Vecini del quartiere San Isidro, in Habana Vieja, sono scesi in strada per protestare giovedì dopo aver accumulato quattro giorni senza elettricità e cinque senza acqua, secondo un video diffuso sui social media dall'utente Isis Ro.
Nelle immagini, una donna si rivolge direttamente ai vicini del luogo con un invito a manifestarsi: «Quattro giorni senza corrente, cinque giorni senza acqua, sono dei veri cani per la strada di sotto».
La stessa voce chiede con indignazione dove siano coloro che si confrontano tra di loro invece di protestare contro il regime e denuncia che «una marea di bambini» soffre la fame e la necessità.
La protesta a San Isidro non è stata l'unica registrata giovedì a L'Avana e nei suoi dintorni. Nella Loma de la Pela, in Guanabacoa, vicino alla località di Barreras, si è svolto un cacerolazo notturno i cui partecipanti si sono uniti poi ai residenti di Barreras per protestare insieme nel parco di quella località, secondo quanto riportato dal giornalista José Raúl Gallego.
Gallego ha citato un testimone presente alla concentrazione di Barreras che ha confermato l'arrivo di agenti della Seguridad del Estado e dirigenti locali sul posto: «Lì si trovano la Seguridad del Estado e alcuni dirigenti, tentando di convincerli a tornare a casa e che sabato rimetteranno l'elettricità».
Le proteste di questo giovedì si inseriscono in una crisi energetica senza precedenti. Il Sistema Elettrico Nazionale ha subito quattro collassi totali dall'inizio del 2026, l'ottavo in appena 24 mesi.
Il deficit energetico ha raggiunto un record di 2.341 MW l'8 luglio, colpendo il 73% della popolazione.

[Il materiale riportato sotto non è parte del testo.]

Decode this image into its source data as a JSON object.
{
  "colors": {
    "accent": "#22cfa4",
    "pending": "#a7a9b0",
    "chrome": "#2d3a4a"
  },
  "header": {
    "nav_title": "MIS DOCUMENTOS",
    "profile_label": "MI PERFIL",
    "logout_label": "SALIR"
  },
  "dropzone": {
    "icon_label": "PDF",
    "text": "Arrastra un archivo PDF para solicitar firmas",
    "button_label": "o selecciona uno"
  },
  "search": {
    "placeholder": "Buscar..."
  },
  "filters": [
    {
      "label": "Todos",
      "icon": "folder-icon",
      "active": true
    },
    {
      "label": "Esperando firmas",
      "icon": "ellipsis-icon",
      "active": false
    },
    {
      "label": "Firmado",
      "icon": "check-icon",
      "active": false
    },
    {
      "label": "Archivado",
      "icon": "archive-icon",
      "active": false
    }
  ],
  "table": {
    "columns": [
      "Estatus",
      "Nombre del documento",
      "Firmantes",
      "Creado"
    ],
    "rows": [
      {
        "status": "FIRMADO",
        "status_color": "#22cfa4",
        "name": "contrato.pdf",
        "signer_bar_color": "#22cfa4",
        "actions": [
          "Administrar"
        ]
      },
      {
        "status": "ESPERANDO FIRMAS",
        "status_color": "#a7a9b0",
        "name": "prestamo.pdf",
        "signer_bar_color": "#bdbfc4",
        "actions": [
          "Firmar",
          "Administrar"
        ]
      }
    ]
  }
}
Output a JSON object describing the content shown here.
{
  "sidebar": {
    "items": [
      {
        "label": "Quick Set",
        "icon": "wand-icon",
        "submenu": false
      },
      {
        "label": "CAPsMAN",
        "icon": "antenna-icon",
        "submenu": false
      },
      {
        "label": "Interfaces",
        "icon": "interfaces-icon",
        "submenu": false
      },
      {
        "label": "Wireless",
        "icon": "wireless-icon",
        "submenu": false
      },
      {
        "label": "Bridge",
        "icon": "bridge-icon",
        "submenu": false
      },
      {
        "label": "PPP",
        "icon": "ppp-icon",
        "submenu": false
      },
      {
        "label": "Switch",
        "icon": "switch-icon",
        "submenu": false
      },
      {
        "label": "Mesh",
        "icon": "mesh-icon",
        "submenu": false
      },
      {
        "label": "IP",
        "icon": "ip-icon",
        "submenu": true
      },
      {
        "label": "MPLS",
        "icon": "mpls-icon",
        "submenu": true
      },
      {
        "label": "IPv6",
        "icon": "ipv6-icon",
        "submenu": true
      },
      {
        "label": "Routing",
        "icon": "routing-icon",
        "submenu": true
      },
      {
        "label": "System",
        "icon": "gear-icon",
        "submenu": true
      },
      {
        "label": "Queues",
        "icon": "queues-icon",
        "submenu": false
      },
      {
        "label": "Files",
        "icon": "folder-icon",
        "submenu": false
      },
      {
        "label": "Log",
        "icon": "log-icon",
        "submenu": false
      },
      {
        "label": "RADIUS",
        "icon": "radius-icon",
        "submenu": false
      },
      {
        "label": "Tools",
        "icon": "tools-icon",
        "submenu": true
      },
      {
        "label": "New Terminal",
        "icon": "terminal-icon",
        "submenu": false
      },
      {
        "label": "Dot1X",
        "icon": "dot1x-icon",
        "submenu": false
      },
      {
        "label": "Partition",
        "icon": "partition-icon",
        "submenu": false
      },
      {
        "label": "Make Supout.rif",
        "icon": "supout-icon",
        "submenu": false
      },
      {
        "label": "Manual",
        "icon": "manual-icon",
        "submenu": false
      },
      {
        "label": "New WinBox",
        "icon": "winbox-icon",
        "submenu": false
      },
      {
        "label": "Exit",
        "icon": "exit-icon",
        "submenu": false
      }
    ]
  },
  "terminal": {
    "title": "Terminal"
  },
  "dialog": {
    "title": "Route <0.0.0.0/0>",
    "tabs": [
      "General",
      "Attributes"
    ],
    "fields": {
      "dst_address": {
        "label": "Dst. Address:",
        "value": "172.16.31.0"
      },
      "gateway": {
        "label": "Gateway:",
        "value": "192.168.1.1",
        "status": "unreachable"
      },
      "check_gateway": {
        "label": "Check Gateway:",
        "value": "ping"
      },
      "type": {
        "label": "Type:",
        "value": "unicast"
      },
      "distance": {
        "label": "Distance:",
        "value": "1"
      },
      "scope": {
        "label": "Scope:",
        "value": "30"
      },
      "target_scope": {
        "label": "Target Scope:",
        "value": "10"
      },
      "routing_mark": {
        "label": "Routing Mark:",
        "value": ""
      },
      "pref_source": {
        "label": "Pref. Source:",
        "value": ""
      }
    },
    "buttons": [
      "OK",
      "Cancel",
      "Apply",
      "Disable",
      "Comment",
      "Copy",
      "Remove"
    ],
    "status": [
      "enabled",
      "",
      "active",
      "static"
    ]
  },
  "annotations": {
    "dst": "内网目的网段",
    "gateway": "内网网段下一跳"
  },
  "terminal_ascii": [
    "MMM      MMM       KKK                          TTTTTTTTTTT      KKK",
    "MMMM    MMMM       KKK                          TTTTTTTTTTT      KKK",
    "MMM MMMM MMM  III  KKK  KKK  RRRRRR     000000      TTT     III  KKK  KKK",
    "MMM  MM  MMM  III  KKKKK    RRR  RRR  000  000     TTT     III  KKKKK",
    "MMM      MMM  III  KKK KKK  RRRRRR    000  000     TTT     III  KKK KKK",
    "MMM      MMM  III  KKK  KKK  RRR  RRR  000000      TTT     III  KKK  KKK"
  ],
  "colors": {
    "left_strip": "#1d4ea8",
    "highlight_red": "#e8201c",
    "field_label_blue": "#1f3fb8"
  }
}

In alcune zone di La Habana, i blackout superano le 35 ore consecutive quotidiane, mentre a Matanzas sono state segnalate fino a 87 ore senza elettricità.
La mancanza di corrente impedisce il pompaggio dell'acqua, aggravando la scarsità idrica in municipi come Habana Vieja, Centro Habana e Plaza de la Revolución. Il primo ministro Manuel Marrero ha riconosciuto che la scarsità di carburante è il fattore determinante dei guasti, sebbene il regime non abbia offerto soluzioni concrete a breve termine.
Guanabacoa accumula un recente storico di mobilitazioni. L'8 luglio, i residenti di La Hata sono scesi in strada dopo 24 ore di blackout, urlando «Libertà!» e «Giù la dittatura!». Il forte cacerolazo nel Reparto Nalón del 12 luglio, coincidente con il quinto anniversario dell'11J, ha dimostrato che la pressione sociale in quel municipio non diminuisce.
Il paese ha registrato 107 proteste solo a giugno 2026, quasi il doppio del record precedente di 54 nel 2024. L'organizzazione Cubalex ha documentato 38 arresti legati a cacerolazos in quel mese, tra cui sei minorenni.
La tattica di promettere di ripristinare il servizio elettrico per disperdere i manifestanti —come è successo giovedì a Barreras— è stata documentata in più occasioni precedenti come parte della strategia del regime per contenere il malcontento senza risolvere la crisi alla radice.
Questo venerdì, un cacerolazo a El Vedado dopo più di 30 ore senza elettricità ha confermato che l'ondata di proteste a L'Avana continua senza segni di esaurimento.